Department of Surgery, Xijing Hospital of Digestive Diseases, The Fourth Military Medical University, No. 127 Changle West Road, 710032, Xian, China.
J Gastrointest Surg. 2012 Apr;16(4):738-43. doi: 10.1007/s11605-011-1796-z. Epub 2011 Dec 9.

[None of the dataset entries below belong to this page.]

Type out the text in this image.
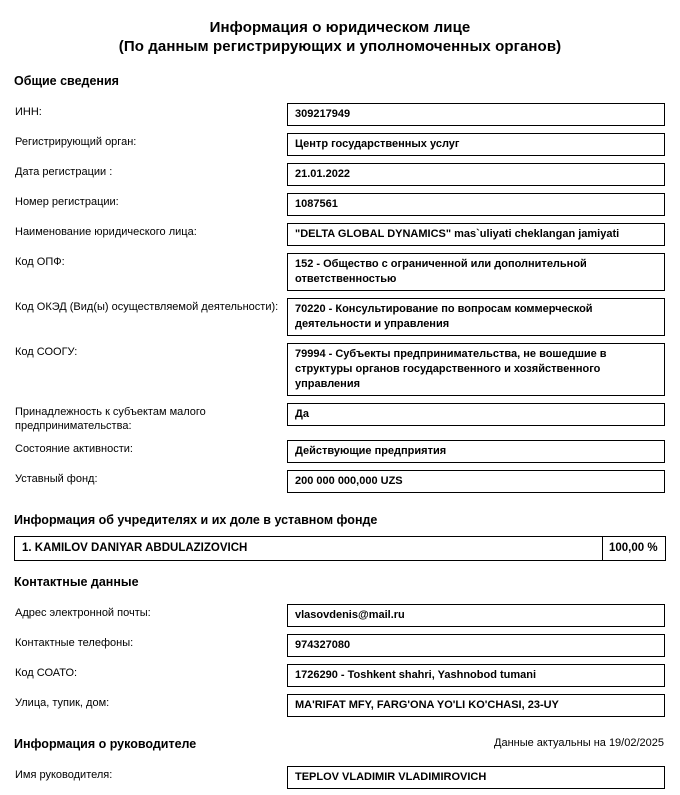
Информация о юридическом лице
(По данным регистрирующих и уполномоченных органов)
Общие сведения
ИНН:	309217949

Регистрирующий орган:	Центр государственных услуг

Дата регистрации :	21.01.2022

Номер регистрации:	1087561

Наименование юридического лица:	"DELTA GLOBAL DYNAMICS" mas`uliyati cheklangan jamiyati

Код ОПФ:	152 - Общество с ограниченной или дополнительной ответственностью

Код ОКЭД (Вид(ы) осуществляемой деятельности):	70220 - Консультирование по вопросам коммерческой деятельности и управления

Код СООГУ:	79994 - Субъекты предпринимательства, не вошедшие в структуры органов государственного и хозяйственного управления

Принадлежность к субъектам малого предпринимательства:	Да

Состояние активности:	Действующие предприятия

Уставный фонд:	200 000 000,000 UZS
Информация об учредителях и их доле в уставном фонде
1. KAMILOV DANIYAR ABDULAZIZOVICH	100,00 %
Контактные данные
Адрес электронной почты:	vlasovdenis@mail.ru

Контактные телефоны:	974327080

Код СОАТО:	1726290 - Toshkent shahri, Yashnobod tumani

Улица, тупик, дом:	MA'RIFAT MFY, FARG'ONA YO'LI KO'CHASI, 23-UY
Информация о руководителе
Имя руководителя:	TEPLOV VLADIMIR VLADIMIROVICH
Данные актуальны на 19/02/2025
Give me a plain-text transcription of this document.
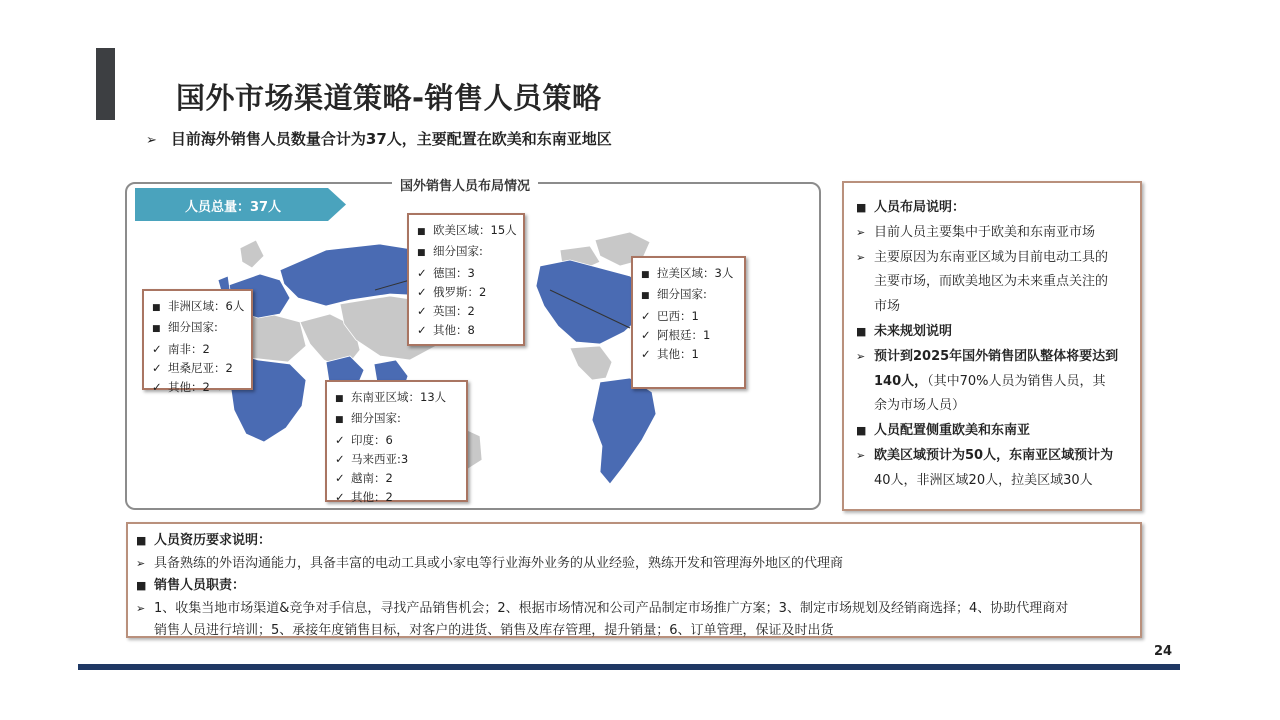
国外市场渠道策略-销售人员策略
➢ 目前海外销售人员数量合计为37人，主要配置在欧美和东南亚地区
国外销售人员布局情况
人员总量：37人
■ 非洲区域：6人
■ 细分国家:
✓ 南非：2
✓ 坦桑尼亚：2
✓ 其他：2
■ 欧美区域：15人
■ 细分国家:
✓ 德国：3
✓ 俄罗斯：2
✓ 英国：2
✓ 其他：8
■ 东南亚区域：13人
■ 细分国家:
✓ 印度：6
✓ 马来西亚:3
✓ 越南：2
✓ 其他：2
■ 拉美区域：3人
■ 细分国家:
✓ 巴西：1
✓ 阿根廷：1
✓ 其他：1
■ 人员布局说明：
➢ 目前人员主要集中于欧美和东南亚市场
➢ 主要原因为东南亚区域为目前电动工具的
主要市场，而欧美地区为未来重点关注的
市场
■ 未来规划说明
➢ 预计到2025年国外销售团队整体将要达到
140人，（其中70%人员为销售人员，其
余为市场人员）
■ 人员配置侧重欧美和东南亚
➢ 欧美区域预计为50人，东南亚区域预计为
40人，非洲区域20人，拉美区域30人
■ 人员资历要求说明：
➢ 具备熟练的外语沟通能力，具备丰富的电动工具或小家电等行业海外业务的从业经验，熟练开发和管理海外地区的代理商
■ 销售人员职责：
➢ 1、收集当地市场渠道&竞争对手信息，寻找产品销售机会；2、根据市场情况和公司产品制定市场推广方案；3、制定市场规划及经销商选择；4、协助代理商对
销售人员进行培训；5、承接年度销售目标，对客户的进货、销售及库存管理，提升销量；6、订单管理，保证及时出货
24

Totally laparoscopic gastrectomy represents the evolution of laparoscopy-assisted gastrectomy. Most surgeons prefer laparoscopy-assisted gastrectomy rather than totally laparoscopic procedures because of technical difficulties of intracorporeal anastomosis. We created one novel stapling anastomosis without hand-sewn technique in totally laparoscopic Billroth II gastrectomy. The feasibility and early surgical outcomes of totally laparoscopic Billroth II gastrectomy with stapling anastomosis and with hand-sewn anastomosis were introduced in this study.
We retrospectively analyzed early surgical outcomes in 70 patients who underwent totally laparoscopic Billroth II distal gastrectomy for gastric cancer between January 2010 and July 2011. The patients were divided into hand-sewn and device groups according to whether intracorporeal anastomosis was performed by only hand-sewn technique (n = 36) or only stapling devices (n = 34). In the device group, the gastrojejunostomy was performed using a circular stapler, and an additional side-to-side jejunojejunostomy was made at the site of jejunal enterotomy.
There was no difference in the mean number of lymph nodes retrieved in both groups. The blood loss (hand-sewn group 205.8 ± 37.4 vs. device group 201.2 ± 51.2 ml, p > 0.05) and hospital stay (hand-sewn group 6.5 ± 3.7 vs. device group 5.9 ± 4.1 days, p > 0.05) were similar in both groups. We found that intracorporeal anastomosis by totally stapling devices was associated with decreased operative time (hand-sewn group 239.0 ± 40.1 vs. device group 203.6 ± 27.9 min, p < 0.05).
We suggest that intracorporeal anastomosis using only stapling devices in the described method was as safe and feasible as by hand-sewn technique. Moreover, it is a simple and time-saving method without any difficult hand-sewn procedures.
全腹腔镜胃切除术代表了腹腔镜辅助胃切除术的发展。由于腔内吻合的技术难度,大多数外科医生更喜欢腹腔镜辅助胃切除术而不是全腹腔镜手术。我们在全腹腔镜 Billroth II 胃大部切除术中创建了一种新型的吻合方法,无需手工缝合技术。本研究介绍了使用吻合器吻合和手工吻合的全腹腔镜 Billroth II 胃大部切除术的可行性和早期手术结果。
我们回顾性分析了 2010 年 1 月至 2011 年 7 月期间 70 例接受全腹腔镜 Billroth II 远端胃切除术治疗胃癌的患者的早期手术结果。根据是否仅采用手工缝合技术(n=36)或仅吻合器(n=34)进行腔内吻合,将患者分为手工缝合和器械组。在器械组中,使用圆形吻合器进行胃空肠吻合,并且在空肠切开部位额外进行侧侧空肠空肠吻合。
两组淋巴结检出数无差异。两组术中出血量(手工缝合组 205.8±37.4 ml 与器械组 201.2±51.2 ml,p>0.05)和住院时间(手工缝合组 6.5±3.7 天与器械组 5.9±4.1 天,p>0.05)相似。我们发现,使用全吻合器进行腔内吻合与手术时间缩短相关(手工缝合组 239.0±40.1 min 与器械组 203.6±27.9 min,p<0.05)。
我们认为,如所述方法仅使用吻合器进行腔内吻合与手工缝合技术一样安全可行。此外,它是一种简单且节省时间的方法,无需任何困难的手工缝合操作。